Diëtist en klinische behandeling

Voor patiënten met klinische obesitas is een meer intensieve aanpak nodig, waaronder gedragsverandering, medicatie of zelfs bariatrische chirurgie. “Als onderdeel van multidisciplinaire teams bieden diëtisten voedingszorg op maat en ontwerpen diëtisten een voedingsplan dat aansluit bij medische behandelingen en de persoonlijke behoeften en sociale context van de patiënt, maar ook hier gericht op het bereiken van een optimale voedingsstatus van mensen. Dat alles op basis van netwerkaanpak en bestaande richtlijnen”, aldus Rootsaert.

Ook omgeving belangrijk

De leden van de Lancet Diabetes & Endocrinology Commission benadrukken dat obesitas niet alleen een individueel probleem is, maar ook sterk wordt beïnvloed door de omgeving.
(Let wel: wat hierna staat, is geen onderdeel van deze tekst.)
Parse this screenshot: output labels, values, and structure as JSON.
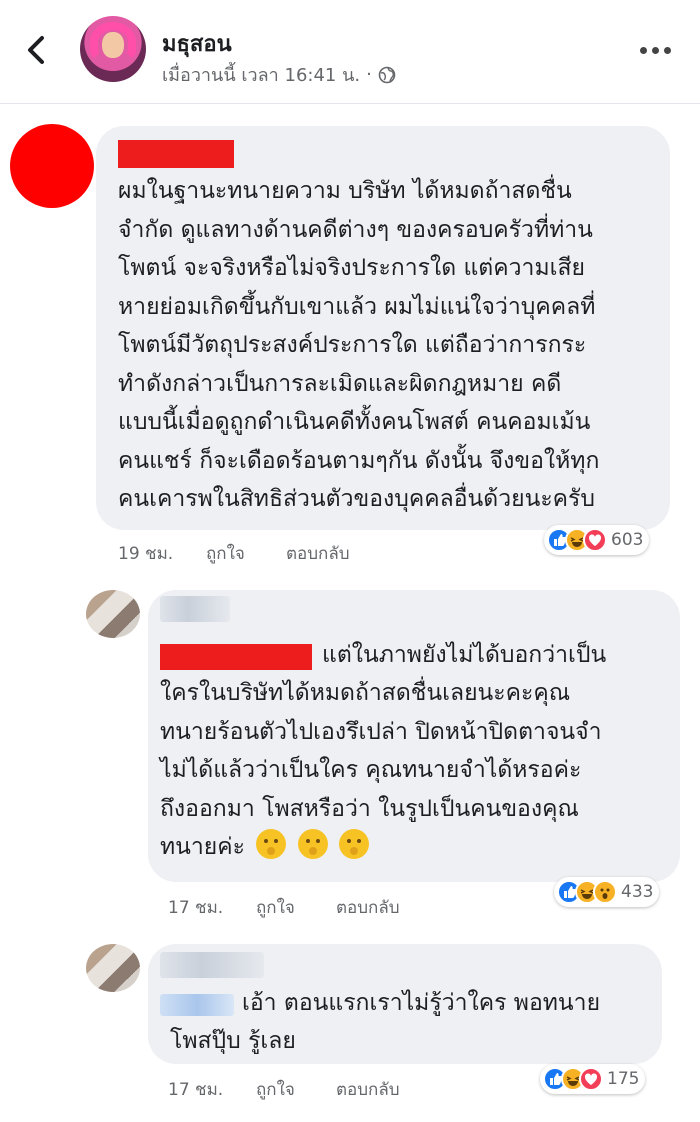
{
  "header": {
    "page_name": "มธุสอน",
    "post_time": "เมื่อวานนี้ เวลา 16:41 น.",
    "separator": "·",
    "back_icon": "back-arrow-icon",
    "more_icon": "more-options-icon",
    "audience_icon": "globe-icon"
  },
  "comments": [
    {
      "lines": [
        "ผมในฐานะทนายความ บริษัท ได้หมดถ้าสดชื่น",
        "จำกัด ดูแลทางด้านคดีต่างๆ ของครอบครัวที่ท่าน",
        "โพตน์ จะจริงหรือไม่จริงประการใด แต่ความเสีย",
        "หายย่อมเกิดขึ้นกับเขาแล้ว ผมไม่แน่ใจว่าบุคคลที่",
        "โพตน์มีวัตถุประสงค์ประการใด แต่ถือว่าการกระ",
        "ทำดังกล่าวเป็นการละเมิดและผิดกฎหมาย คดี",
        "แบบนี้เมื่อดูถูกดำเนินคดีทั้งคนโพสต์ คนคอมเม้น",
        "คนแชร์ ก็จะเดือดร้อนตามๆกัน ดังนั้น จึงขอให้ทุก",
        "คนเคารพในสิทธิส่วนตัวของบุคคลอื่นด้วยนะครับ"
      ],
      "time": "19 ชม.",
      "like": "ถูกใจ",
      "reply": "ตอบกลับ",
      "reaction_count": "603",
      "reactions": [
        "like-icon",
        "haha-icon",
        "love-icon"
      ]
    },
    {
      "first_line": "แต่ในภาพยังไม่ได้บอกว่าเป็น",
      "lines": [
        "ใครในบริษัทได้หมดถ้าสดชื่นเลยนะคะคุณ",
        "ทนายร้อนตัวไปเองรึเปล่า ปิดหน้าปิดตาจนจำ",
        "ไม่ได้แล้วว่าเป็นใคร คุณทนายจำได้หรอค่ะ",
        "ถึงออกมา โพสหรือว่า ในรูปเป็นคนของคุณ"
      ],
      "last_line": "ทนายค่ะ",
      "emojis": [
        "shushing-face-icon",
        "shushing-face-icon",
        "shushing-face-icon"
      ],
      "time": "17 ชม.",
      "like": "ถูกใจ",
      "reply": "ตอบกลับ",
      "reaction_count": "433",
      "reactions": [
        "like-icon",
        "haha-icon",
        "wow-icon"
      ]
    },
    {
      "first_line": "เอ้า ตอนแรกเราไม่รู้ว่าใคร พอทนาย",
      "lines": [
        "โพสปุ๊บ รู้เลย"
      ],
      "time": "17 ชม.",
      "like": "ถูกใจ",
      "reply": "ตอบกลับ",
      "reaction_count": "175",
      "reactions": [
        "like-icon",
        "haha-icon",
        "love-icon"
      ]
    }
  ],
  "colors": {
    "bubble": "#eef0f3",
    "redaction": "#ee1d1d",
    "muted_text": "#65676b",
    "like": "#1877f2",
    "love": "#f33e58",
    "haha": "#f7b125"
  }
}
Naast medische interventies is een bredere aanpak essentieel. Het promoten van een gezonde leefomgeving is volgens de leden dan ook nodig om obesitas te voorkomen en de gezondheid van de bevolking te verbeteren. Daarbij wordt ook gedacht aan educatieve programma’s over gezonde voeding en lichaamsbeweging om gezondere keuzes te stimuleren.

Voor diëtisten, in hun rol als voedingskundige, is het van belang om samen te werken met bijvoorbeeld scholen, en andere zorgverleners om deze programma’s te implementeren.